Figure 1 and Figure 2 show the recorded data for both studies. John took the measurements at same time of day each Friday and in the location where the gage resided to avoid environmental influences.

Reviewing the data can be helpful, but the real benefit is from seeing control charts that are generated by this data, where changes and drifts can be spotted more easily.

In M-01001’s chart, while there is variation between measurements, the gage is fairly stable. It currently has a six-month calibration interval, so as of now there is no evidence to suggest that the calibration should be completed before April 26, 2017.

In contrast, the chart for M-01002 shows a noticeable drift in the measurements near the beginning of January. Something has altered the gage’s ability to maintain stable and consistent measurements. An early calibration is warranted in order to bring the gage back into proper working order and accurate measurement.

Waiting until April 2017 to calibrate M-01002 may have resulted in numerous parts being rechecked to validate the measurements, thereby wasting time, resources, and energy for the quality department. Further stability studies on this gage could provide the evidence needed to reduce the calibration interval to three months so potential issues are caught before the gage begins to wear or drift out of tolerance.

John’s efforts have saved his company money and helped to show that gages on the shop floor wear at a faster rate than in the inspection lab. Future quality plans could include training of the technicians on the shop floor for proper handling and care of gages in their department.

Three possible outcomes of conducting a stability study:

The gage is consistent and stable during the time between its scheduled calibrations. Evidence to support the decision to lengthen the calibration interval is provided.

The gage begins to wear prior to its scheduled calibration. Shortening of the calibration interval can be justified to avoid risk of using the gage past the point where it is stable.

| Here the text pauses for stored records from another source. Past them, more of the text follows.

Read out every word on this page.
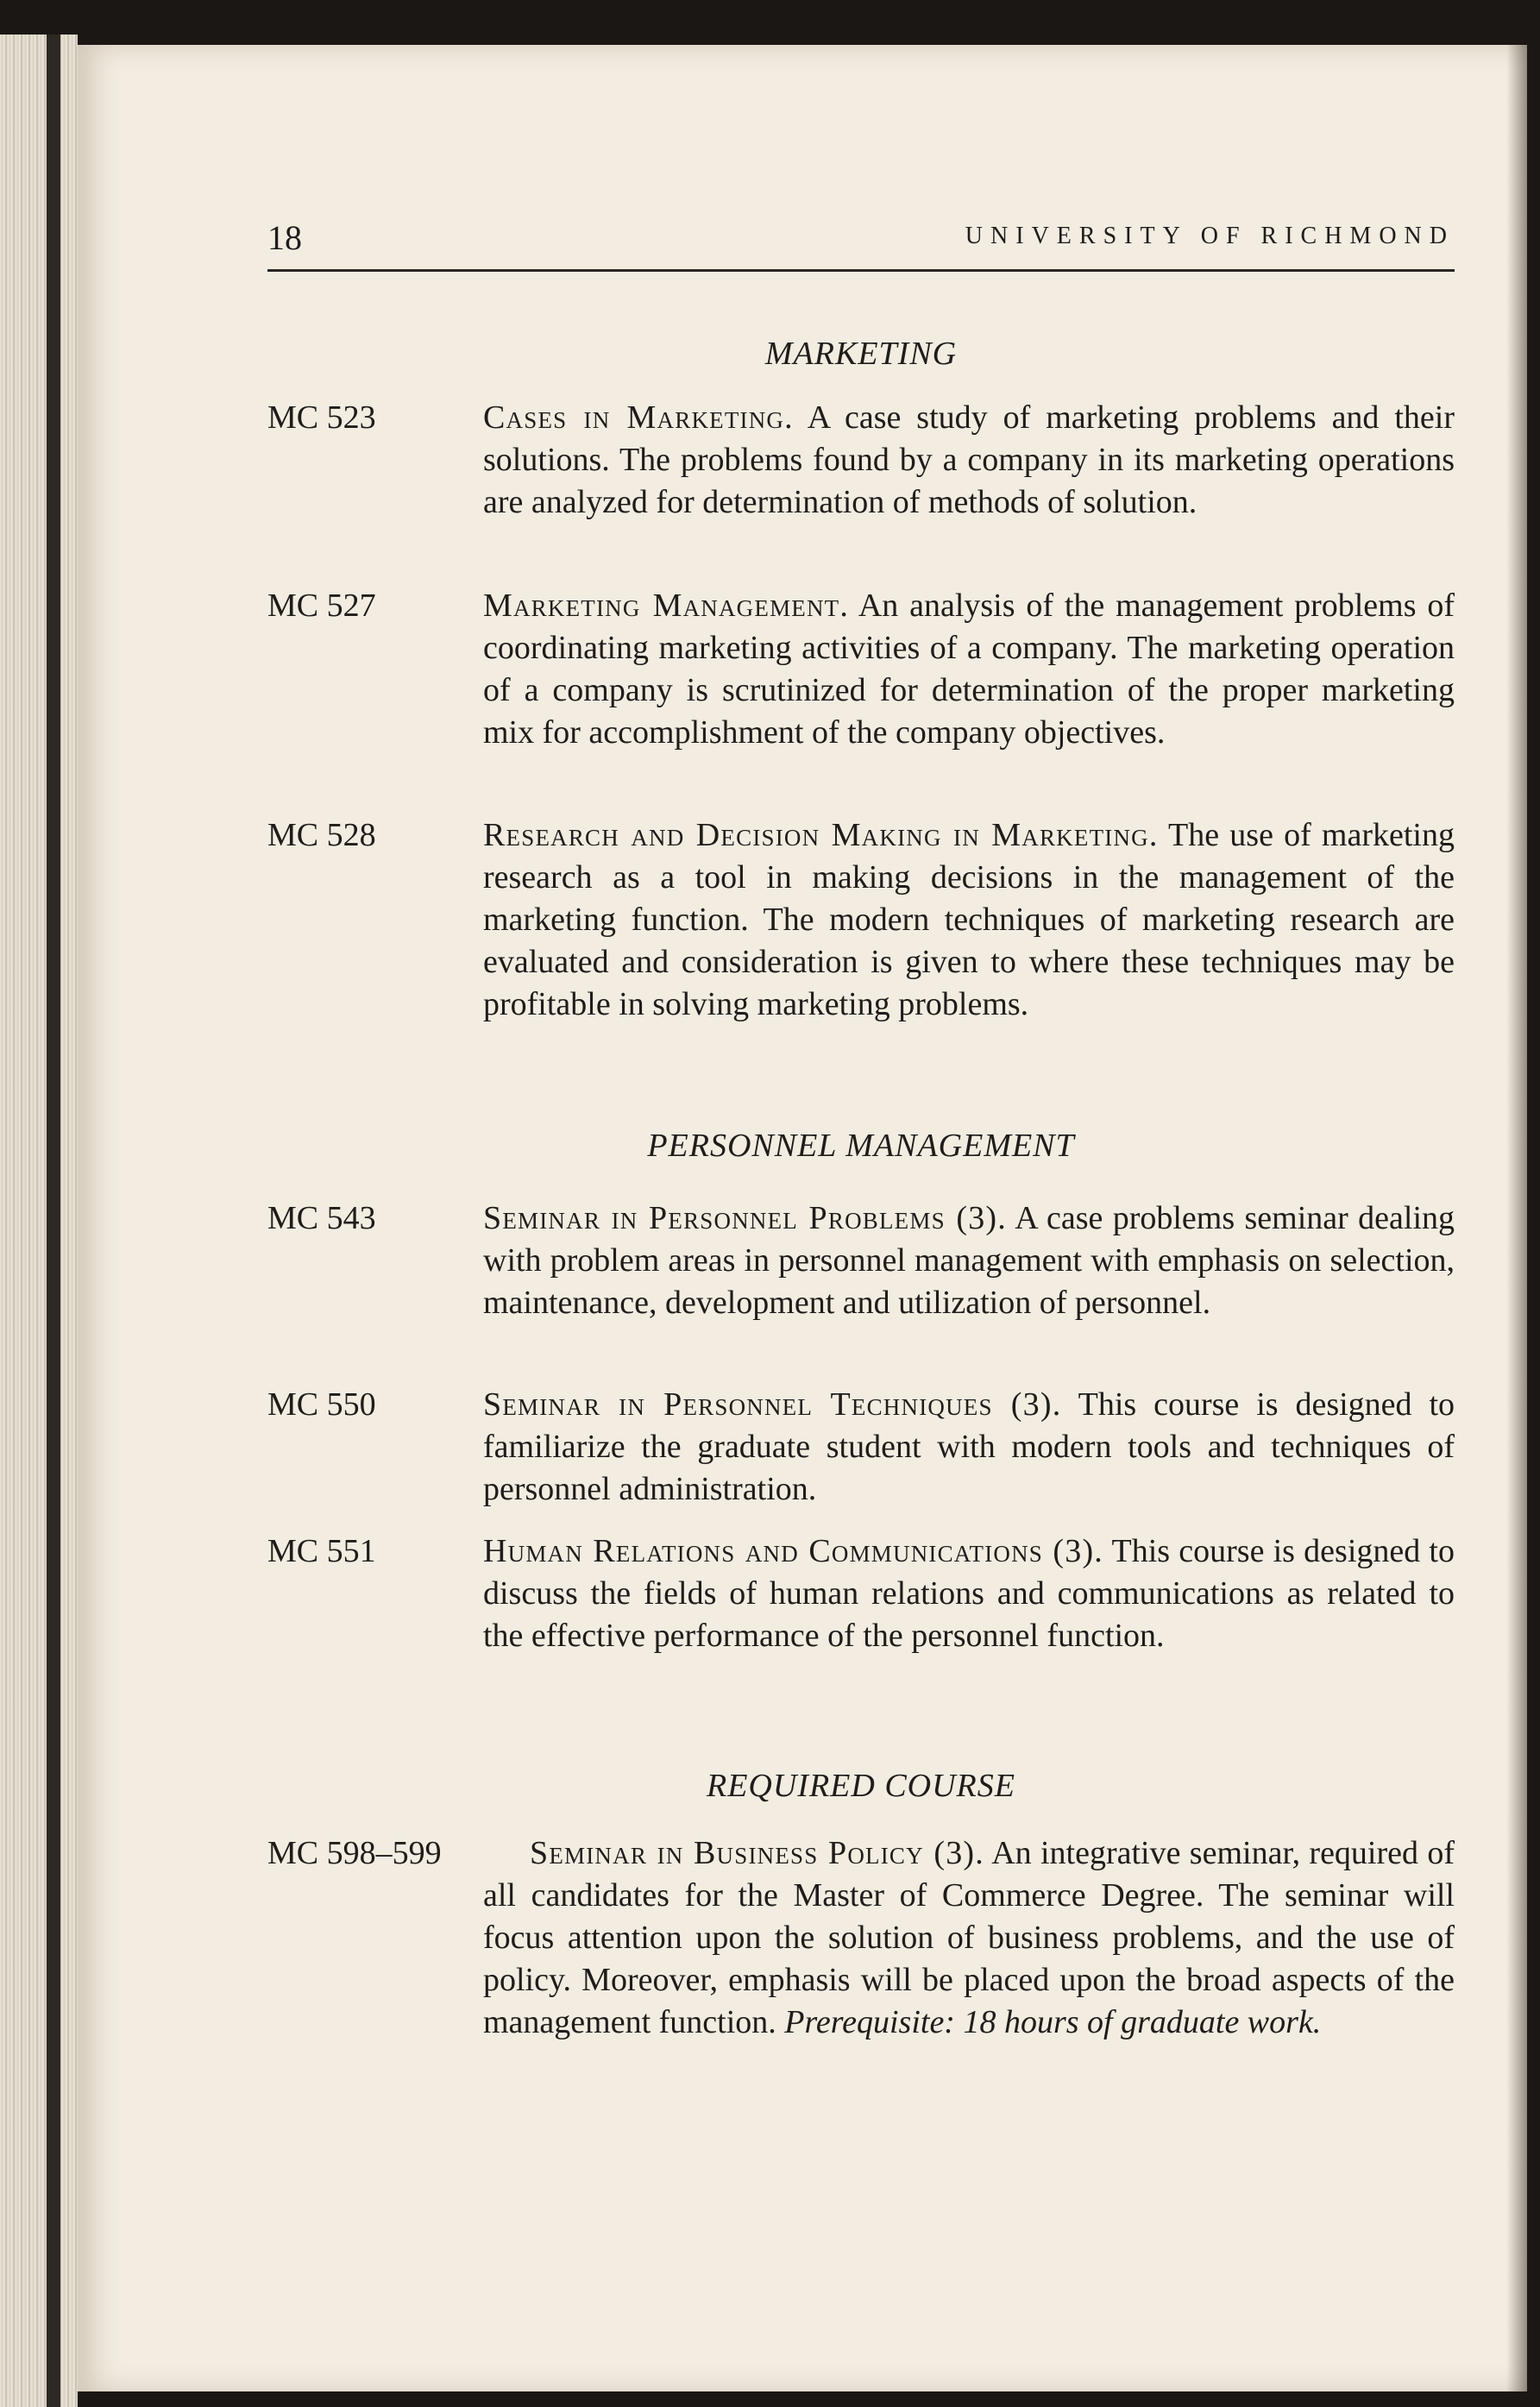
18	UNIVERSITY OF RICHMOND
MARKETING
MC 523	Cases in Marketing. A case study of marketing problems and their solutions. The problems found by a company in its marketing operations are analyzed for determination of methods of solution.
MC 527	Marketing Management. An analysis of the management problems of coordinating marketing activities of a company. The marketing operation of a company is scrutinized for determination of the proper marketing mix for accomplishment of the company objectives.
MC 528	Research and Decision Making in Marketing. The use of marketing research as a tool in making decisions in the management of the marketing function. The modern techniques of marketing research are evaluated and consideration is given to where these techniques may be profitable in solving marketing problems.
PERSONNEL MANAGEMENT
MC 543	Seminar in Personnel Problems (3). A case problems seminar dealing with problem areas in personnel management with emphasis on selection, maintenance, development and utilization of personnel.
MC 550	Seminar in Personnel Techniques (3). This course is designed to familiarize the graduate student with modern tools and techniques of personnel administration.
MC 551	Human Relations and Communications (3). This course is designed to discuss the fields of human relations and communications as related to the effective performance of the personnel function.
REQUIRED COURSE
MC 598–599	Seminar in Business Policy (3). An integrative seminar, required of all candidates for the Master of Commerce Degree. The seminar will focus attention upon the solution of business problems, and the use of policy. Moreover, emphasis will be placed upon the broad aspects of the management function. Prerequisite: 18 hours of graduate work.
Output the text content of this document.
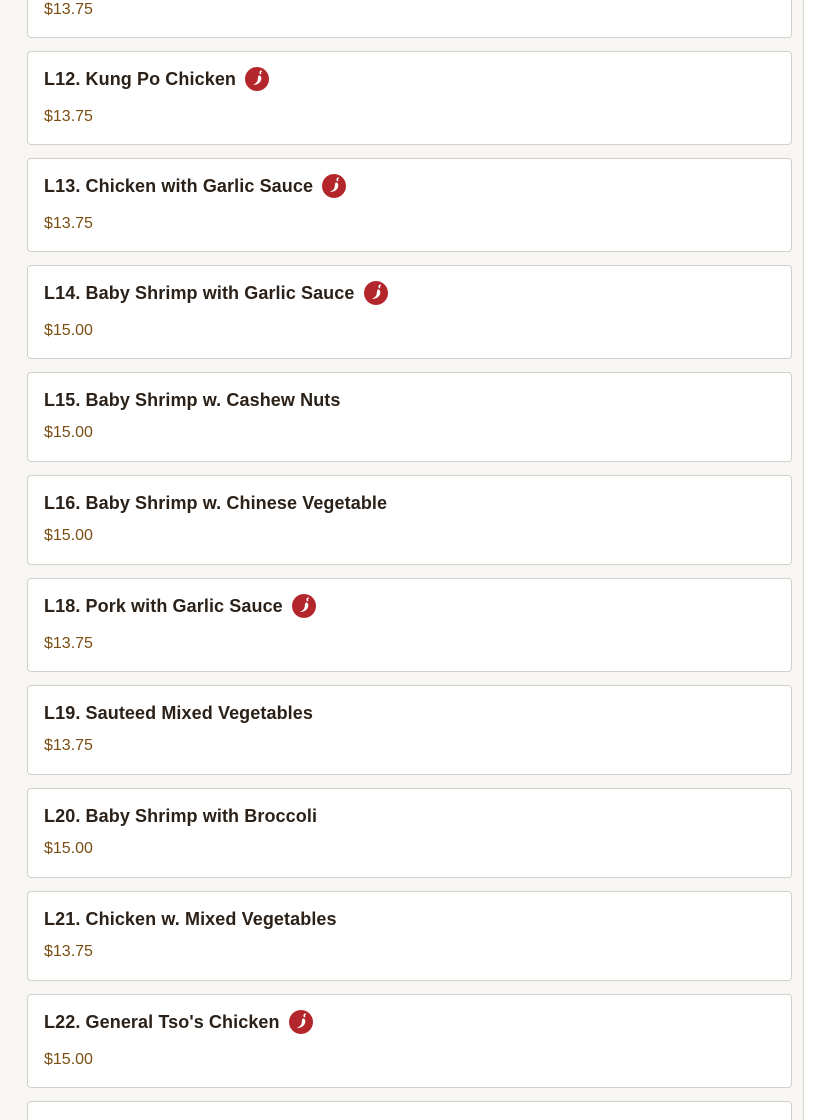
$13.75
L12. Kung Po Chicken
$13.75
L13. Chicken with Garlic Sauce
$13.75
L14. Baby Shrimp with Garlic Sauce
$15.00
L15. Baby Shrimp w. Cashew Nuts
$15.00
L16. Baby Shrimp w. Chinese Vegetable
$15.00
L18. Pork with Garlic Sauce
$13.75
L19. Sauteed Mixed Vegetables
$13.75
L20. Baby Shrimp with Broccoli
$15.00
L21. Chicken w. Mixed Vegetables
$13.75
L22. General Tso's Chicken
$15.00
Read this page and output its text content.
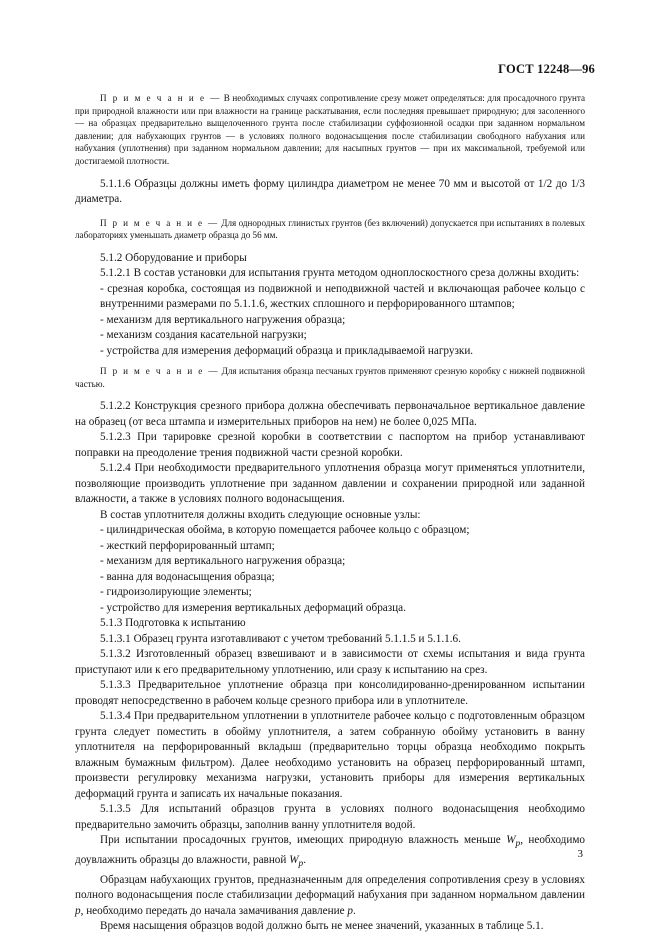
ГОСТ 12248—96

П р и м е ч а н и е — В необходимых случаях сопротивление срезу может определяться: для просадочного грунта при природной влажности или при влажности на границе раскатывания, если последняя превышает природную; для засоленного — на образцах предварительно выщелоченного грунта после стабилизации суффозионной осадки при заданном нормальном давлении; для набухающих грунтов — в условиях полного водонасыщения после стабилизации свободного набухания или набухания (уплотнения) при заданном нормальном давлении; для насыпных грунтов — при их максимальной, требуемой или достигаемой плотности.

5.1.1.6 Образцы должны иметь форму цилиндра диаметром не менее 70 мм и высотой от 1/2 до 1/3 диаметра.

П р и м е ч а н и е — Для однородных глинистых грунтов (без включений) допускается при испытаниях в полевых лабораториях уменьшать диаметр образца до 56 мм.

5.1.2 Оборудование и приборы

5.1.2.1 В состав установки для испытания грунта методом одноплоскостного среза должны входить:

- срезная коробка, состоящая из подвижной и неподвижной частей и включающая рабочее кольцо с внутренними размерами по 5.1.1.6, жестких сплошного и перфорированного штампов;

- механизм для вертикального нагружения образца;

- механизм создания касательной нагрузки;

- устройства для измерения деформаций образца и прикладываемой нагрузки.

П р и м е ч а н и е — Для испытания образца песчаных грунтов применяют срезную коробку с нижней подвижной частью.

5.1.2.2 Конструкция срезного прибора должна обеспечивать первоначальное вертикальное давление на образец (от веса штампа и измерительных приборов на нем) не более 0,025 МПа.

5.1.2.3 При тарировке срезной коробки в соответствии с паспортом на прибор устанавливают поправки на преодоление трения подвижной части срезной коробки.

5.1.2.4 При необходимости предварительного уплотнения образца могут применяться уплотнители, позволяющие производить уплотнение при заданном давлении и сохранении природной или заданной влажности, а также в условиях полного водонасыщения.

В состав уплотнителя должны входить следующие основные узлы:

- цилиндрическая обойма, в которую помещается рабочее кольцо с образцом;

- жесткий перфорированный штамп;

- механизм для вертикального нагружения образца;

- ванна для водонасыщения образца;

- гидроизолирующие элементы;

- устройство для измерения вертикальных деформаций образца.

5.1.3 Подготовка к испытанию

5.1.3.1 Образец грунта изготавливают с учетом требований 5.1.1.5 и 5.1.1.6.

5.1.3.2 Изготовленный образец взвешивают и в зависимости от схемы испытания и вида грунта приступают или к его предварительному уплотнению, или сразу к испытанию на срез.

5.1.3.3 Предварительное уплотнение образца при консолидированно-дренированном испытании проводят непосредственно в рабочем кольце срезного прибора или в уплотнителе.

5.1.3.4 При предварительном уплотнении в уплотнителе рабочее кольцо с подготовленным образцом грунта следует поместить в обойму уплотнителя, а затем собранную обойму установить в ванну уплотнителя на перфорированный вкладыш (предварительно торцы образца необходимо покрыть влажным бумажным фильтром). Далее необходимо установить на образец перфорированный штамп, произвести регулировку механизма нагрузки, установить приборы для измерения вертикальных деформаций грунта и записать их начальные показания.

5.1.3.5 Для испытаний образцов грунта в условиях полного водонасыщения необходимо предварительно замочить образцы, заполнив ванну уплотнителя водой.

При испытании просадочных грунтов, имеющих природную влажность меньше $W_p$, необходимо доувлажнить образцы до влажности, равной $W_p$.

Образцам набухающих грунтов, предназначенным для определения сопротивления срезу в условиях полного водонасыщения после стабилизации деформаций набухания при заданном нормальном давлении p, необходимо передать до начала замачивания давление p.

Время насыщения образцов водой должно быть не менее значений, указанных в таблице 5.1.

3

A special case is caught and corrected before it negatively impacts the measurement process. An unplanned calibration can be scheduled to address the issue and have the gage back to peak performance with minimal downtime or rework.

Regardless of which outcome ensues, the quality department or calibration technicians will begin to save time, money, and effort. Unnecessary calibration events can be postponed while focus can be directed to gages that need greater attention. While experience and intuition can be a great asset to any calibrator, evidence and data can significantly reduce the risk of relying on ill-chosen calibration intervals. Continued examination and analysis of gage calibration intervals benefits the whole organization and embodies the spirit of continuous improvement.

And once again, these unsung heroes will have saved the day and contributed to the quality of products.